Menurutnya perlu adanya korelasi orangtua, guru dan masyarakat dalam mencegah aksi klitih.
"Jika di sekolah, guru memang menjadi orang yang bertanggung jawab atas murid. Namun jika sudah diluar sekolah, orangtua dan masyarakat yang mempunyai peranan untuk mengawasi anak-anaknya dalam bergaul," tuturnya.
• Tutorial Tampil Kece dengan Makeup Sachet yang Praktis dan Terjangkau
Lanjutnya, jika pihak sekolah mengetahui bahwa ada gank atau kelompok lebih baik untuk dibubarkan jika arahnya negatif.
Selain itu, orangtua lebih baik melakukan pengawasan dan terus memantau apa yang dilakukan anaknya.
Dengan kata lain lebih memperhatikan anaknya.

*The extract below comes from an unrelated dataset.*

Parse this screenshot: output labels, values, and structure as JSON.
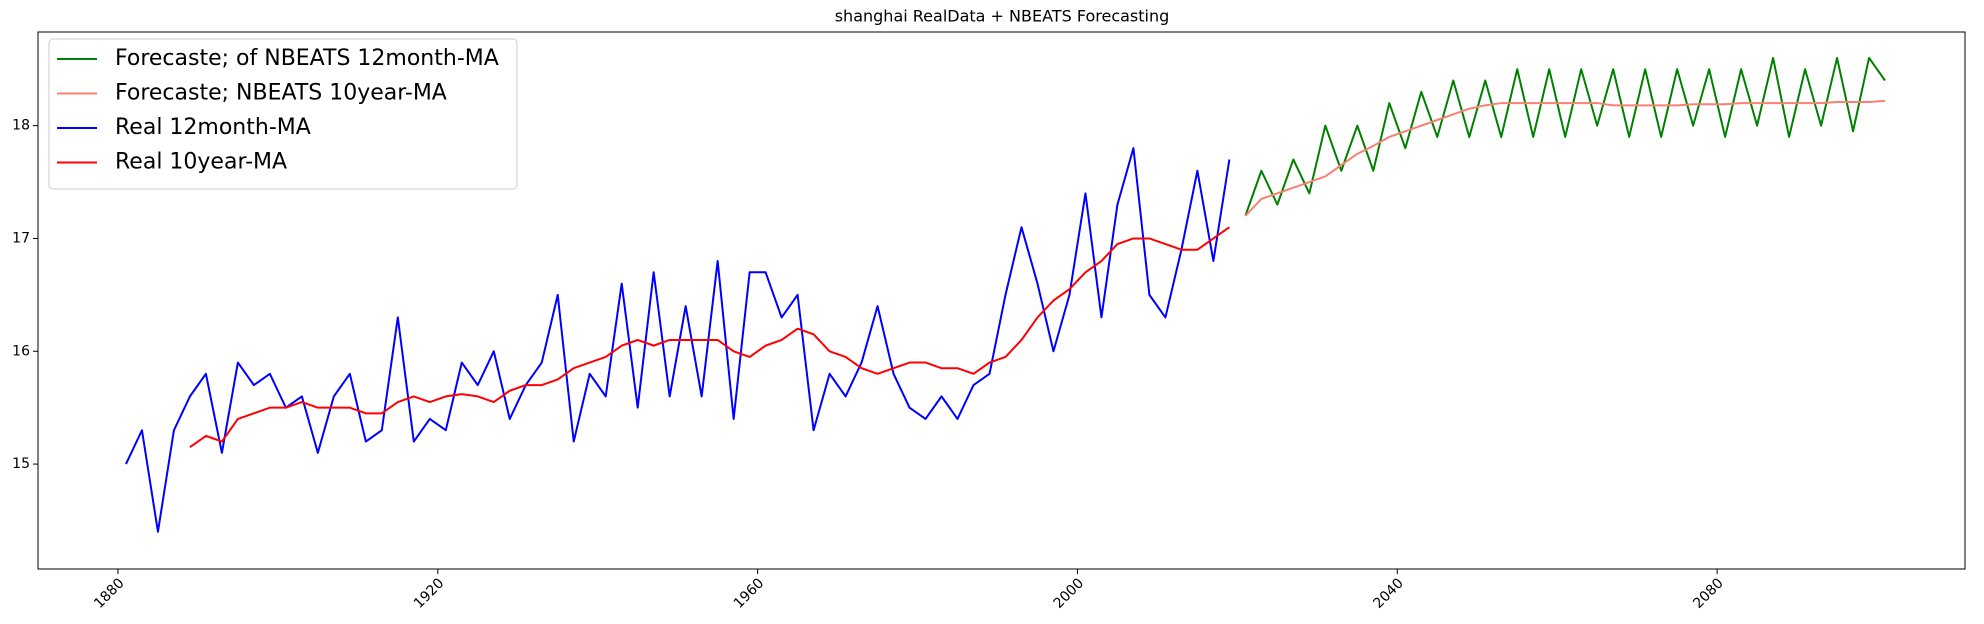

"Misalnya menanyakan kegiatan yang diikuti, juga mencari tahu siapa teman-teman yang diajak bergaul oleh anak-anaknya. Terlebih jika anak-anaknya pulang larut," tuturnya.
"Jika perlu malah dilarang jika memang yang dilakukan anaknya dirasa menyimpang. Namun jika yang dilakukan itu bersifat positif tetap harus didukung," pungkasnya. (TRIBUNJOGJA.COM)
:quality(30):format(webp):focal(0.5x0.5:0.5x0.5)/jogja/foto/bank/originals/korelasi-orangtua-sekolah-dan-masyarakat-dapat-cegah-klitih.jpg)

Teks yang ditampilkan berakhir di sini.